JASMS 2008-3793
Supplemental Materials
To assess the need for fast elution of the peptides to reduce back exchange, we
tested a longer (15 min) gradient for both RPLC columns, shown in Supplemental Figure
1.
As expected, both columns provided more efficient separation with the longer
gradient, and the ProZapTM C18 column began eluting proteolytic fragments ~6 minutes
before the JupiterTM C5 column.
Supplementary Figure 2 (left) shows the deuterium incorporation for each of four
myoglobin fragments after 8 min HDX incubation.
Supplementary Figure 2 (right)
shows the deuterium uptake for myoglobin fragment 53-69 after each of several HDX
incubation periods. For both LC columns, the shorter gradient resulted in less back
exchange than the longer gradient. Measured deuterium uptake increased by ~15-50%
for the ProZapTM C18 column relative to the JupiterTM C5 column.
The increase in
deuterium uptake is especially dramatic for the shorter exchange periods (e.g., 1 min
and 8 min). Less back exchange for the short exchange periods should facilitate
identification of conformational differences for the fastest exchanging segments of a
protein.
Myoglobin and KIT cannot be fully deuterated, even after 56 hours of H/D exchange.

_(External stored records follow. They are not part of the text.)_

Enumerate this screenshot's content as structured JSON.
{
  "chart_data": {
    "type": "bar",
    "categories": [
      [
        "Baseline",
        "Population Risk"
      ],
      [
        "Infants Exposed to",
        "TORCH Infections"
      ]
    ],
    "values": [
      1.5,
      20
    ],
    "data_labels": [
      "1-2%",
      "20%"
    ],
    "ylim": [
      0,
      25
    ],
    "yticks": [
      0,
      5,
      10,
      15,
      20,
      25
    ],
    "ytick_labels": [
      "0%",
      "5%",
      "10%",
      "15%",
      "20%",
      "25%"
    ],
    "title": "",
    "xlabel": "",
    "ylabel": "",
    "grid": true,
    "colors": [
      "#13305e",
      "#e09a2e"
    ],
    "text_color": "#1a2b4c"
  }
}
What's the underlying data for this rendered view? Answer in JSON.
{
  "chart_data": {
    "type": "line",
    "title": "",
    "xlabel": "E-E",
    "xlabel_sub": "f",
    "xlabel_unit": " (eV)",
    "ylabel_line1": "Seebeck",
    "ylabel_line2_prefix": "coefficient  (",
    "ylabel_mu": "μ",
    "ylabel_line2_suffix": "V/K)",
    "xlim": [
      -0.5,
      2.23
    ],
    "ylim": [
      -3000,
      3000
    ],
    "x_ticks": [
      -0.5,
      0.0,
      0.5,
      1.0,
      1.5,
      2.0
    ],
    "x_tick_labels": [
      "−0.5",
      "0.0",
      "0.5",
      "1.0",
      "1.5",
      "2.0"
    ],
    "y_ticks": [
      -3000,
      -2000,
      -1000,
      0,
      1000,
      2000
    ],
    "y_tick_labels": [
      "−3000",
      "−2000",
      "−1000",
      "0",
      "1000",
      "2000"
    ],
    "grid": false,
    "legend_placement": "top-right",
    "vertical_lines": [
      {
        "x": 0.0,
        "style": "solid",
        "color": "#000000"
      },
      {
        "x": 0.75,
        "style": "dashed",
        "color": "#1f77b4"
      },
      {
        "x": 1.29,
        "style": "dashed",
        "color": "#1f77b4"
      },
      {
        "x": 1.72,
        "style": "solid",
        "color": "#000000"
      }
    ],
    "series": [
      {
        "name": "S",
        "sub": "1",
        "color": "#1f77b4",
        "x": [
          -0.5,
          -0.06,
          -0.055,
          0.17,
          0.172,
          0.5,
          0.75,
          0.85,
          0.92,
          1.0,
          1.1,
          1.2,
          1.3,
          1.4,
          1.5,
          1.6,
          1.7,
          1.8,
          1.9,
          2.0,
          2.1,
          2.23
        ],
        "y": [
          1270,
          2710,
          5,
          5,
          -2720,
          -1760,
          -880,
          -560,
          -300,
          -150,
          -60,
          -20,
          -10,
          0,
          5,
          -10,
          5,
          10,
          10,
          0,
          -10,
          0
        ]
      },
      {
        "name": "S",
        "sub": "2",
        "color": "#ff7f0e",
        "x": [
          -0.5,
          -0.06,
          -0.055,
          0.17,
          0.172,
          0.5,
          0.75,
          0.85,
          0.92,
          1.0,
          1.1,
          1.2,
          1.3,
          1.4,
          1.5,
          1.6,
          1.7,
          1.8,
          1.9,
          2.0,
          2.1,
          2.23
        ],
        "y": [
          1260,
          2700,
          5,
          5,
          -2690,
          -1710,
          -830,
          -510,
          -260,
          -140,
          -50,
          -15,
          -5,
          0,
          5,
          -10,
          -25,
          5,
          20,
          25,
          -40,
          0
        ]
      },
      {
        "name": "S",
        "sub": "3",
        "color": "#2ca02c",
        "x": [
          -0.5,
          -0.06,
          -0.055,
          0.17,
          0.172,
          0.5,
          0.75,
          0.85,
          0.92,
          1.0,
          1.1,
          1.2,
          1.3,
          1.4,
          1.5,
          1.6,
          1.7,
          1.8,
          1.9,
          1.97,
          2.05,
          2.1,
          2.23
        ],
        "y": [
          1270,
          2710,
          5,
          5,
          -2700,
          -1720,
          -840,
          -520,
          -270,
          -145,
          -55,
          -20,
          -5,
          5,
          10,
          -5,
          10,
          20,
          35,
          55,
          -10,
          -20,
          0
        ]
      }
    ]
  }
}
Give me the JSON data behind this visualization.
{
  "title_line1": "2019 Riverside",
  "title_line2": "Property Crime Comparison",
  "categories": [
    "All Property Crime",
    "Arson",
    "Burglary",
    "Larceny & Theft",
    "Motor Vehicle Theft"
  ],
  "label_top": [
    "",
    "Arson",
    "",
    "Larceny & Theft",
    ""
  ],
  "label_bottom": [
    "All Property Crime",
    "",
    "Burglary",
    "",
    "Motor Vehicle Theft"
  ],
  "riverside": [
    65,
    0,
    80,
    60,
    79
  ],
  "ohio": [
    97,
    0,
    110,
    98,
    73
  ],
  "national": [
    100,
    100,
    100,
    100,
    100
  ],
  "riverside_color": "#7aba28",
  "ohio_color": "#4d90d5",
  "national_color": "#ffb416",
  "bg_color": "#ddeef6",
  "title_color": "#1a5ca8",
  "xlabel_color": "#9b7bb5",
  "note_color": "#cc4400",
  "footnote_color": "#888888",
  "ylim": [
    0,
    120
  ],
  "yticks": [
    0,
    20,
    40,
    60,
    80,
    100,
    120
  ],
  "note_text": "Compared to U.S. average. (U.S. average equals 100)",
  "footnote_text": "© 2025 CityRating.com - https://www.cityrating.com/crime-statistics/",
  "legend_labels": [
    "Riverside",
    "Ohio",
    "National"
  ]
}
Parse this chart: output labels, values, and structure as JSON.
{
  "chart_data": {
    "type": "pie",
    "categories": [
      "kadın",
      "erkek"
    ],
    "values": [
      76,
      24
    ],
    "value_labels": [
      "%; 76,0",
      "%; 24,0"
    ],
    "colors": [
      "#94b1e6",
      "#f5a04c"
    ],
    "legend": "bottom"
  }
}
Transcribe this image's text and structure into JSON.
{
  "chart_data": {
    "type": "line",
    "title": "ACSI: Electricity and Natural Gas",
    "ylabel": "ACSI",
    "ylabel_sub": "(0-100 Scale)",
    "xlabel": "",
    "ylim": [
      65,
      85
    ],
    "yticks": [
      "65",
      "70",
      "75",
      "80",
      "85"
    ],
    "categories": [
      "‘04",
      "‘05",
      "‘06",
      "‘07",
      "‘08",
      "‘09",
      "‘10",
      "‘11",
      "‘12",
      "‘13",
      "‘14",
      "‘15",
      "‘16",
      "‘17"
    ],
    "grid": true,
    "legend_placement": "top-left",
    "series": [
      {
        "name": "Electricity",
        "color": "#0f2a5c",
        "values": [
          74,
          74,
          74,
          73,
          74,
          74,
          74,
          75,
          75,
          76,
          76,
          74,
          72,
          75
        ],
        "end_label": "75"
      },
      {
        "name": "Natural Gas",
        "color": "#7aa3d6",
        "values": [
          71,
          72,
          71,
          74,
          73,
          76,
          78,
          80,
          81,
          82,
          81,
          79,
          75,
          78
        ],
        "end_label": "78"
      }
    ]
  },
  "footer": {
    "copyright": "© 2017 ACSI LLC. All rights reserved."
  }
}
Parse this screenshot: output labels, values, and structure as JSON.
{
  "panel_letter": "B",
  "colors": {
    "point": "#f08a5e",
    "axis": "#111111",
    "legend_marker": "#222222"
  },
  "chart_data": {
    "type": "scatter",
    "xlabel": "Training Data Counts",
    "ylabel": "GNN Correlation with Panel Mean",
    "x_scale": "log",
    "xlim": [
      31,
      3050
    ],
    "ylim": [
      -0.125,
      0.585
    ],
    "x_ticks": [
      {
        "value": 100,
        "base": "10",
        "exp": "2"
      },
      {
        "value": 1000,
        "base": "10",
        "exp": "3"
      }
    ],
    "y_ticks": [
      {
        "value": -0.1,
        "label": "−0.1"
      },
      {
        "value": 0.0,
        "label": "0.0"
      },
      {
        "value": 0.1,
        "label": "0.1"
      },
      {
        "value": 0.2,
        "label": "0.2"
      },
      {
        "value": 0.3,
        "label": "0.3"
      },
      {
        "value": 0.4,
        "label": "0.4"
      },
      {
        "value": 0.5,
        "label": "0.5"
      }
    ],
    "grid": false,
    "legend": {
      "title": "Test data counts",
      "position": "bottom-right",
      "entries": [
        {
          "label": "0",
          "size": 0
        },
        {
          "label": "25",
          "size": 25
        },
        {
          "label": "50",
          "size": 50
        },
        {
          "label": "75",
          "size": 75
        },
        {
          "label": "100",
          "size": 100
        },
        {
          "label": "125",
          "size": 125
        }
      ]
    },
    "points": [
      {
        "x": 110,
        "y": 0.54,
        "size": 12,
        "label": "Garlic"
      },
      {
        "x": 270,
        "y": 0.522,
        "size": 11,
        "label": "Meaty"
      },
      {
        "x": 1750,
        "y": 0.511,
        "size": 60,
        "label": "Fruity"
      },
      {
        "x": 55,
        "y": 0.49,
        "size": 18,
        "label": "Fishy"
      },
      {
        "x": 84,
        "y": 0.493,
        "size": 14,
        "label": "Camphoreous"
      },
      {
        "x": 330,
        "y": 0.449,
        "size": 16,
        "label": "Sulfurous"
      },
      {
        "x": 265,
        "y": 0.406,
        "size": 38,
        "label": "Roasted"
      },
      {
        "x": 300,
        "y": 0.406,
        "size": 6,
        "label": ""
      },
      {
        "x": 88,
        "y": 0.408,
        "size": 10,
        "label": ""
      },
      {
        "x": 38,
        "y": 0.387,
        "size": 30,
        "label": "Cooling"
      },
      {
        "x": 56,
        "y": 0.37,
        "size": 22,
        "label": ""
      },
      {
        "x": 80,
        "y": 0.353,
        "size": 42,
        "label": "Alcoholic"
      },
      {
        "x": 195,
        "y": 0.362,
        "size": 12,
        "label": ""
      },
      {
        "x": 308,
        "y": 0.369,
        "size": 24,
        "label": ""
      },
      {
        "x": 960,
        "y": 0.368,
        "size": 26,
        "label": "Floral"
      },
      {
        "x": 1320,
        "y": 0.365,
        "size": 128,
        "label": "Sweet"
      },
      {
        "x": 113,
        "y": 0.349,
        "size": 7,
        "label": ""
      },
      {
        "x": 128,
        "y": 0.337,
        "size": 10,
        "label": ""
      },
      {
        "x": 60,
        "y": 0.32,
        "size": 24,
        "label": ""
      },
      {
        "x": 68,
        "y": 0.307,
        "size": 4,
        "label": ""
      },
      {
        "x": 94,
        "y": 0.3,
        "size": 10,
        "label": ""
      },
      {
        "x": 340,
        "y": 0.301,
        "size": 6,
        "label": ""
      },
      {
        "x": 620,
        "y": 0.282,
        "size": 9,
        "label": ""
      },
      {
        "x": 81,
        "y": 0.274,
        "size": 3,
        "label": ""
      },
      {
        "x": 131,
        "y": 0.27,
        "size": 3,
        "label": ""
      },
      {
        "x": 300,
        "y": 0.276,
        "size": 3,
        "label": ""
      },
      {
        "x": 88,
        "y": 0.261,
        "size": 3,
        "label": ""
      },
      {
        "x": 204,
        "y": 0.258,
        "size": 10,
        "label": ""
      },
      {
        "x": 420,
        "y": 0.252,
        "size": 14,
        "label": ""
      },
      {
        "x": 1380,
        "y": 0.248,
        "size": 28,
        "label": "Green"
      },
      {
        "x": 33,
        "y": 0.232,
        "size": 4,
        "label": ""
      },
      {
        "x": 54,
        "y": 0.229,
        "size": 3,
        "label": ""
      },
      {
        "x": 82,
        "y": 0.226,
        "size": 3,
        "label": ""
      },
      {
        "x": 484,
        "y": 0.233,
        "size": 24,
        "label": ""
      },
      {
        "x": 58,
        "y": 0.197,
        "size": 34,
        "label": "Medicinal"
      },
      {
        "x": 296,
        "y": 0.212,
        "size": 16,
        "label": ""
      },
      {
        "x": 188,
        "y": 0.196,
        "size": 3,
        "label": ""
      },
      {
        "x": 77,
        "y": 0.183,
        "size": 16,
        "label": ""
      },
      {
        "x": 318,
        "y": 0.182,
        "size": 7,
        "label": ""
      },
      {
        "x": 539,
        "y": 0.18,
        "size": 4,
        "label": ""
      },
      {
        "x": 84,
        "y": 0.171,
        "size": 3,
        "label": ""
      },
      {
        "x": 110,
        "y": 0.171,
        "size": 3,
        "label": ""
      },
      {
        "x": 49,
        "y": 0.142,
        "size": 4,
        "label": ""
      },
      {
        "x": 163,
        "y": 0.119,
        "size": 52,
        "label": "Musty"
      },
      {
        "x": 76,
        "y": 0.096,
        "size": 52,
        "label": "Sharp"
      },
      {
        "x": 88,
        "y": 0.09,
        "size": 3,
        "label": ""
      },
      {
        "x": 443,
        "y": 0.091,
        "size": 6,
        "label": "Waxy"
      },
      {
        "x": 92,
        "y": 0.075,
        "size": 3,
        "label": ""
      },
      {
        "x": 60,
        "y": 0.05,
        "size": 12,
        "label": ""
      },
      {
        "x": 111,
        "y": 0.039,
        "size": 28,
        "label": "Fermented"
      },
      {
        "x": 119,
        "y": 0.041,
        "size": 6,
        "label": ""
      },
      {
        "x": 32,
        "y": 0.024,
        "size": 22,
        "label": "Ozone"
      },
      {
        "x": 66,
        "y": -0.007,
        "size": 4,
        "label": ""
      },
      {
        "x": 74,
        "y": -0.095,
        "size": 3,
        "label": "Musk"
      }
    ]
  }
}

The data were used to compare deuterium incorporation following LC separations (but
not for absolute back-exchange calculations). Supplemental Figure 3 illustrates the
56-hour deuterated myoglobin and KIT deuterium uptake for identical fragments
following both separations. Deuterium incorporation (in percentage of total exchangeable
backbone amide hydrogens) was calculated for 16 myoglobin fragments (4 fragments
had two charge states to provide additional confirmation Figure 3 (top). On average,
~55% (58%, considering the 95% original deuterium) deuteriums were retained for
apomyoglobin fragments after ProZapTM C18 and ~41% (43%, considering the 95%
original deuterium) following the JupiterTM C5. The ProZapTM C18 column retained an
average of 34% (35%, considering the 95% original deuterium) more deuteriums than
the JupiterTM C5 column.
In Supplemental Figure 3 (bottom), KIT fragment 206-211 was ~92% deuterated after
ProZapTM C18 HPLC.
The ProZapTM column reduced the back exchange level almost
completely for the backbone amide hydrogens of that segment.
(Note that the
deuterated buffer contains only ~92% deuterium, so that the maximum deuteration level
cannot exceed 92%.) However, other fragments exhibited higher back exchange levels,
for at least two reasons. First, the whole protein (presumably, its highly folded and/or
hydrogen-bonded segments) was not completely deuterated after a 56-hour exchange
period. Second, peptide exchange/back-exchange rates are related to their primary
sequences.
Peptides eluted from the ProZapTM C18 column (on average, peptides
retained ~76% (83%, considering the 92% original deuterium) deuteriums) exhibited
~25% (26%, considering the 92% original deuterium) higher deuterium uptake relative
to the JupiterTM C5 column (peptides retained ~61% (66%, considering the 92% original
deuterium) deuteriums).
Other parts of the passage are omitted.